A record number of Hamilton homes were put on the market last month, which could take the edge of the city’s rising property prices.

According to the Real Estate Institute of New Zealand, Hamilton’s median selling price increased by 13% in the year to September, from $375,000 in September 2014 to $425,000 last month. The number of sales more than doubled over the same period, with 463 Hamilton homes being sold last month compared to 229 in September last year.
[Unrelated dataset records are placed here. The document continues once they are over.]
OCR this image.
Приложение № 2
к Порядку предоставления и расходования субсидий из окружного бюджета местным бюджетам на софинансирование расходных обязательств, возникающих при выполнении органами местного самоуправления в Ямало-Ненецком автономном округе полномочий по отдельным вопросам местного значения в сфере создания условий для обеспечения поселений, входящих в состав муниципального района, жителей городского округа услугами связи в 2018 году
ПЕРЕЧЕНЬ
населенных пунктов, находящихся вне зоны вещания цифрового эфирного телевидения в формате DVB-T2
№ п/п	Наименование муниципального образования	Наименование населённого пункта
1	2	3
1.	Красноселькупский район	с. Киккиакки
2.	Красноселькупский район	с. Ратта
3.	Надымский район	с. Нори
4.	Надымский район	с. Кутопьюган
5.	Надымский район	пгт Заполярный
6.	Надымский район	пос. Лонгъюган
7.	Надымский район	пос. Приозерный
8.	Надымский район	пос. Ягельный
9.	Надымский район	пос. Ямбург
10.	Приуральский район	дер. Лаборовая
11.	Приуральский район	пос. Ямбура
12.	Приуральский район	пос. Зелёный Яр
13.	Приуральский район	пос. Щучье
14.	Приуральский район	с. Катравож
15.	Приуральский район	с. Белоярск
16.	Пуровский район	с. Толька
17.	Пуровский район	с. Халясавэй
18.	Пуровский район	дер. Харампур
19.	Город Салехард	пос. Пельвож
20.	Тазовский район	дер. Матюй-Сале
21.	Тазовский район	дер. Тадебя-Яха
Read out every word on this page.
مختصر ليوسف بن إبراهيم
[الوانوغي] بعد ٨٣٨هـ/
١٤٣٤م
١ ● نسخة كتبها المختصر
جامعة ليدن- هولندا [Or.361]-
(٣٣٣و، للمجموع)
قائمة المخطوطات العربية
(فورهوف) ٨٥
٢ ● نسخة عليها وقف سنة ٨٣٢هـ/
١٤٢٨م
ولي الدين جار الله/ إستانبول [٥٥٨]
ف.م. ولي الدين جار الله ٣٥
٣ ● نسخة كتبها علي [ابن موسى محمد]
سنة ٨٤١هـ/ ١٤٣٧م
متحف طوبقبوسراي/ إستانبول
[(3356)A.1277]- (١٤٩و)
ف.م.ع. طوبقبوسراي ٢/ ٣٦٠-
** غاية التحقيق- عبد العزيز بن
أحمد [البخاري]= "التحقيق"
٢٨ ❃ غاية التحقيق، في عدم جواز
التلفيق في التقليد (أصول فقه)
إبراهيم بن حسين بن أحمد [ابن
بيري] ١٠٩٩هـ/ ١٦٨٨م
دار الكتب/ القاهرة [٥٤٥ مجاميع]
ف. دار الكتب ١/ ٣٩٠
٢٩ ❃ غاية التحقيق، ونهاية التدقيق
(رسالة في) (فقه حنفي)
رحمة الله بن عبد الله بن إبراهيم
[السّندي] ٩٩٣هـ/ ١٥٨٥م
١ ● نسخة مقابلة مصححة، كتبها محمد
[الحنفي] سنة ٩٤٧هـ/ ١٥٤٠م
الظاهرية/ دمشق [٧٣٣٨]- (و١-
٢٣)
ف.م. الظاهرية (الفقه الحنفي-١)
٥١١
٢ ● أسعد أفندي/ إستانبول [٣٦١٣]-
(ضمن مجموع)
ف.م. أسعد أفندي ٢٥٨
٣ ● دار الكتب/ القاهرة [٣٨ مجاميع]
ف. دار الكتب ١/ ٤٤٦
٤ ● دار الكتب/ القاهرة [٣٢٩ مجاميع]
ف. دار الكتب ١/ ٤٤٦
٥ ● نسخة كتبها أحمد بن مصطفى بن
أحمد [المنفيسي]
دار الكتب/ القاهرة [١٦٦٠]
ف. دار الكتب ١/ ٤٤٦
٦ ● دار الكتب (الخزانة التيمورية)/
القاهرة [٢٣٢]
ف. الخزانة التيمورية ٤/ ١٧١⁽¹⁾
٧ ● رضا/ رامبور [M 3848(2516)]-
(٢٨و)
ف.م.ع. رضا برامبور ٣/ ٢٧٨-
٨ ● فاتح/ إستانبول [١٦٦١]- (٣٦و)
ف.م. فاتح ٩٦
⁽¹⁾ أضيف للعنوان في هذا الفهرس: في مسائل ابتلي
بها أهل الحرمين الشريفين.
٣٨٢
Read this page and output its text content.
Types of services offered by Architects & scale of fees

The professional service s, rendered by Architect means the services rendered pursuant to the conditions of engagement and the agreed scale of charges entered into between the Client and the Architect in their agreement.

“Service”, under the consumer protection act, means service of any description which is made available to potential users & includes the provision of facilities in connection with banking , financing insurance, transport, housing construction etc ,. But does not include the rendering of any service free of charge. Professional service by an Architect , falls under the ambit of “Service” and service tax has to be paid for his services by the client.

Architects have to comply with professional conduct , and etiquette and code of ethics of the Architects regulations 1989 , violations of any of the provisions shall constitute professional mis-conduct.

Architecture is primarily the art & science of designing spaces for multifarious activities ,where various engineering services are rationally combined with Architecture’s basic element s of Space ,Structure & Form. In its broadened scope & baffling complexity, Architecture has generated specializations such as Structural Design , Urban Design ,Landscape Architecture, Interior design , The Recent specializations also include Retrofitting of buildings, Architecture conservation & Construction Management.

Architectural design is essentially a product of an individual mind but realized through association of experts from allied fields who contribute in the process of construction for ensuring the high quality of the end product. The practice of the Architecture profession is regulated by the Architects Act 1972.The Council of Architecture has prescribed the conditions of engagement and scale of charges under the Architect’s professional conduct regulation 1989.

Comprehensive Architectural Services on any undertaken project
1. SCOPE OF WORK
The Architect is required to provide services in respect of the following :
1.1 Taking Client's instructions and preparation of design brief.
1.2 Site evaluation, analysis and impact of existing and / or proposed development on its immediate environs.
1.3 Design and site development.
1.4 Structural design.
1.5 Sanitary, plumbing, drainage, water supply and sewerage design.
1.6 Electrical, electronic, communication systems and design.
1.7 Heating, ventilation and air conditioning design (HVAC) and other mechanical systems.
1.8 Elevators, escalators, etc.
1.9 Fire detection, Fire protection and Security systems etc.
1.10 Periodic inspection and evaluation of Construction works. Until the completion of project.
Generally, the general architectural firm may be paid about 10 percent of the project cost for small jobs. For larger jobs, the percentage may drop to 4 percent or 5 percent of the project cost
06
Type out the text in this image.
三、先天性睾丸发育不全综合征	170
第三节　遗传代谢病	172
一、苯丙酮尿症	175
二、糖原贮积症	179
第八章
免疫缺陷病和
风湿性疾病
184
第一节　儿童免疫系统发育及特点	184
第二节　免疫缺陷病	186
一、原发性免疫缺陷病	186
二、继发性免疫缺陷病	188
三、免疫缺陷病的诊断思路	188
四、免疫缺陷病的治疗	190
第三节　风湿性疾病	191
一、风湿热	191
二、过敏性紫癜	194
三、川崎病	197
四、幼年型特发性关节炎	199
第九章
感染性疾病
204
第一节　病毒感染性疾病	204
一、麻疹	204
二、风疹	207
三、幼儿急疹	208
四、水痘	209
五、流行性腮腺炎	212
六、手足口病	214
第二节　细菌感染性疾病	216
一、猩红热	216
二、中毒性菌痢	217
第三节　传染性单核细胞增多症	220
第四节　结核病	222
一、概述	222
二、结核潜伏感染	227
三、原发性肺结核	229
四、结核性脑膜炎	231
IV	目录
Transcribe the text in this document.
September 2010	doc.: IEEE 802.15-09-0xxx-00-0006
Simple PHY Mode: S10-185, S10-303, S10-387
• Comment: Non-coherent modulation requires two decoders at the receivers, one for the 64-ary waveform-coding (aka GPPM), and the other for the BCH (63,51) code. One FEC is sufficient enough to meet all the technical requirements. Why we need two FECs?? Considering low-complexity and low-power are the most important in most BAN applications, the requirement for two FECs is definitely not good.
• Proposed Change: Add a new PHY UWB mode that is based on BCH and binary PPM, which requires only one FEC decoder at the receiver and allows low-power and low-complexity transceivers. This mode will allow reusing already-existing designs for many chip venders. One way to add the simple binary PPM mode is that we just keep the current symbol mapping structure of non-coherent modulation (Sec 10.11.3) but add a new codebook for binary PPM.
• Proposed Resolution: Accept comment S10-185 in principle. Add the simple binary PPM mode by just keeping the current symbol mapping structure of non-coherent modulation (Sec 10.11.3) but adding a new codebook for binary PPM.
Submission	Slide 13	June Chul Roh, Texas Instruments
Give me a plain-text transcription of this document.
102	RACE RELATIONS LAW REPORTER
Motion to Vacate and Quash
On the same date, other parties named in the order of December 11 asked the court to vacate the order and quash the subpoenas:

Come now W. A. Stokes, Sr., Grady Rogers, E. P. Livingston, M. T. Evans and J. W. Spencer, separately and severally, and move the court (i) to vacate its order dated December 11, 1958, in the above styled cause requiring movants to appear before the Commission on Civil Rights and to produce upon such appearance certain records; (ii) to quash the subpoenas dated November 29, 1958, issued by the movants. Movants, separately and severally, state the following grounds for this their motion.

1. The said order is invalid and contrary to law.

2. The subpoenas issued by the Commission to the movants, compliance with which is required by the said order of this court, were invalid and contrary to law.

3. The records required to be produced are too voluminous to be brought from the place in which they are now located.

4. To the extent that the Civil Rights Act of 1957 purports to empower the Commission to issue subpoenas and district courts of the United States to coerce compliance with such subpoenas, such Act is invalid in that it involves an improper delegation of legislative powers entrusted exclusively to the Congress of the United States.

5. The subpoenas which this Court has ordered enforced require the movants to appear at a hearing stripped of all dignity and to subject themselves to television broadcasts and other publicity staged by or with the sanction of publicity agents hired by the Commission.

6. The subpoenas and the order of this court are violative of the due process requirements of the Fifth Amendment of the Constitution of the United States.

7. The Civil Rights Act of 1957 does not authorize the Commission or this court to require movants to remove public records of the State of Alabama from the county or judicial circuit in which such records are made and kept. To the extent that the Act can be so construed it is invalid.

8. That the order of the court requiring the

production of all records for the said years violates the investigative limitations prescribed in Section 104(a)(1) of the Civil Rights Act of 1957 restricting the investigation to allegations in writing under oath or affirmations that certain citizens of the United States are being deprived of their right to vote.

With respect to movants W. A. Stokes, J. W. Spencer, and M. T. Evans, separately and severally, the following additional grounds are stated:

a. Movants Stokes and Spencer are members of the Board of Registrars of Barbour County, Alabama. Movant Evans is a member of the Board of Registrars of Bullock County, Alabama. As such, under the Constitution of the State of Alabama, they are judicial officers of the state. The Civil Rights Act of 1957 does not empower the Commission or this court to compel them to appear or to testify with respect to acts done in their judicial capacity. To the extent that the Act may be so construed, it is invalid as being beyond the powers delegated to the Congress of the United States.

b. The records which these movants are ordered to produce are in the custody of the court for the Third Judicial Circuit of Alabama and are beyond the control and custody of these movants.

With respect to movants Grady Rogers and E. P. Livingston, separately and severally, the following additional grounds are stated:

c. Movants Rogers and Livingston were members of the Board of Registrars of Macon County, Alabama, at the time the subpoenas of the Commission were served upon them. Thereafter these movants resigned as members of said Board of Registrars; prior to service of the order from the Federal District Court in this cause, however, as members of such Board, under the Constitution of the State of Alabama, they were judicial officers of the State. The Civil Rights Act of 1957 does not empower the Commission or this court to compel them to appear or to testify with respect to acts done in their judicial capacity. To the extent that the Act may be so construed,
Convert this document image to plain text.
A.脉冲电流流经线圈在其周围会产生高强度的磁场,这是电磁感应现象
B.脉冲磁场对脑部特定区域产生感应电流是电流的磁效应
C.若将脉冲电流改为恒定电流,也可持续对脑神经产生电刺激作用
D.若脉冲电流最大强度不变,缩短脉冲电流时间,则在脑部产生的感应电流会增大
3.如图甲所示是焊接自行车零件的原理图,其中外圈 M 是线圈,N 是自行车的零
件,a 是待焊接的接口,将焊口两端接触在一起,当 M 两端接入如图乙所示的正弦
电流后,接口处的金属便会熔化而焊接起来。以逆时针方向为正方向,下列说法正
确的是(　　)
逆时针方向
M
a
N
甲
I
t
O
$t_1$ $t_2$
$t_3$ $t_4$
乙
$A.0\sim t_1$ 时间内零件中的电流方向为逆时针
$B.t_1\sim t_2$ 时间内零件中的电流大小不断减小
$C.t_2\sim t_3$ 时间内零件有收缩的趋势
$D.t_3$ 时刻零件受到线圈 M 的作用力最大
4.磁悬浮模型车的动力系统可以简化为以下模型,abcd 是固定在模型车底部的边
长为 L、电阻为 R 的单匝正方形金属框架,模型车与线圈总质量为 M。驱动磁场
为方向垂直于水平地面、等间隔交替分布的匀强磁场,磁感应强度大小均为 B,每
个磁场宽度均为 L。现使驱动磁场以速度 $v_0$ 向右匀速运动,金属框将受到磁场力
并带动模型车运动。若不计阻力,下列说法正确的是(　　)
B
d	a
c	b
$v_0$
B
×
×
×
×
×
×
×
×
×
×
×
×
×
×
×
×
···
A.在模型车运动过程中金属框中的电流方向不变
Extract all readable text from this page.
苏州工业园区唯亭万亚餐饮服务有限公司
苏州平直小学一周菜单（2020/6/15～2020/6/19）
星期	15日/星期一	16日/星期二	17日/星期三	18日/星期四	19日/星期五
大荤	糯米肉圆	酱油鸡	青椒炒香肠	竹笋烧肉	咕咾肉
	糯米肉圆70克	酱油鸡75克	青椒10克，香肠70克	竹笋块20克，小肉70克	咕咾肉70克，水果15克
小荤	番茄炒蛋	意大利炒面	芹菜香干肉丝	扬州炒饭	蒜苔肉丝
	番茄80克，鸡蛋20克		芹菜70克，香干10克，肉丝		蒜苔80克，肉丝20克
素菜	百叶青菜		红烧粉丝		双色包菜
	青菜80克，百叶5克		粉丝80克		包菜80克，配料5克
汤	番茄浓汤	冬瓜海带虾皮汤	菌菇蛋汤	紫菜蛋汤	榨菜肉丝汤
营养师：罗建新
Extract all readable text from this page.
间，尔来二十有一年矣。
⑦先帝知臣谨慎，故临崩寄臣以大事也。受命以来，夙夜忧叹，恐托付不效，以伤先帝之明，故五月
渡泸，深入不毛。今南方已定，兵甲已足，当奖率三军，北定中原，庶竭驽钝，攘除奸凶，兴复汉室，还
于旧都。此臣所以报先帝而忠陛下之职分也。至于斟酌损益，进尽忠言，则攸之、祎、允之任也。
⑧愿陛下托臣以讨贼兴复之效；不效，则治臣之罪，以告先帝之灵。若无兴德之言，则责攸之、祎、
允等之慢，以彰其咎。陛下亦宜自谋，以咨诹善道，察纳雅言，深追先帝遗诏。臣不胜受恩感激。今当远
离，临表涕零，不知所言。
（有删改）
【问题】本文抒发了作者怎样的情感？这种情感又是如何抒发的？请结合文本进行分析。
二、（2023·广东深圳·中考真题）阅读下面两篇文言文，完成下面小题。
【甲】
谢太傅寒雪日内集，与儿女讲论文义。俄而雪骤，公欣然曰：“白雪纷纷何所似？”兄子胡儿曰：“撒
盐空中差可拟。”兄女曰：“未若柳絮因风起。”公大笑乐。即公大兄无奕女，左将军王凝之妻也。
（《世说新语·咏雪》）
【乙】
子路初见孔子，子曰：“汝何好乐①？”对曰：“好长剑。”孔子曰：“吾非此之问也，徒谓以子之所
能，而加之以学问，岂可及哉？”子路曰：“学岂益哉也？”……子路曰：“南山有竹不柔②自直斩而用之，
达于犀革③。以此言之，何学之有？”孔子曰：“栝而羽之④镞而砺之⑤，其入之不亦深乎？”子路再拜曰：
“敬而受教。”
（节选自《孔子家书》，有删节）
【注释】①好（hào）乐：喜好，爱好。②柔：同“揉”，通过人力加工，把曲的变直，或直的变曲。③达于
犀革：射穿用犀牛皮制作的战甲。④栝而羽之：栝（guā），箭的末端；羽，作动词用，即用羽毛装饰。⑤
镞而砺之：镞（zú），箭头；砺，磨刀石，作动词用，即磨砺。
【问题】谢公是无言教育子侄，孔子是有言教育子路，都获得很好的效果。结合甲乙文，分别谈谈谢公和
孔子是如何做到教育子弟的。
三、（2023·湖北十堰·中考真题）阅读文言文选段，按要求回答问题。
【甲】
The REINZ said much of increased demand for homes in the Waikato was coming from Auckland-based investors.

However Jeremy O’Rourke, the managing director of Waikato real estate agency Lodge Realty, warned that a surge of new listings coming on to the market and a large number of new homes being completed would likely moderate rising prices.

“During September 499 homes were listed on Realestate.co.nz for the Hamilton market,” O’Rourke said.

“Never before has the local market seen such high numbers of residential properties come on to the market in a single month.

“This is the most monthly listings since we started taking stock.

“The highest listings per month prior to September 2015 was November 2013 with 453 listings.”

There were also a lot of new homes being completed, he said.

“We saw a record number of building consents lodged in May this year,” he said.

“Those homes are ready for homeowners to move into, which means the houses they are moving out of are now on the market.”

November was traditionally the biggest month for new listings in the city and O’Rourke said indications so far were that last month’s record number of new listings was likely to be eclipsed in the next month or so.

And he warned that the surge in supply would affect prices, and auction clearance rates in the city were already falling as fewer homes sold under the hammer.

“With more stock coming on to the market, there is less pressure on prices,” he said.

He also cautioned vendors against being too greedy with their price expectations.

“It’s simple economics of supply and demand,” he said.

“If buyers have more stock to choose from, they won’t make buying decisions as quickly.

“There is a lot more quality stock on the market, so vendors need to keep their price expectations within reach of buyers if they want to sell in a reasonable timeframe,” he said.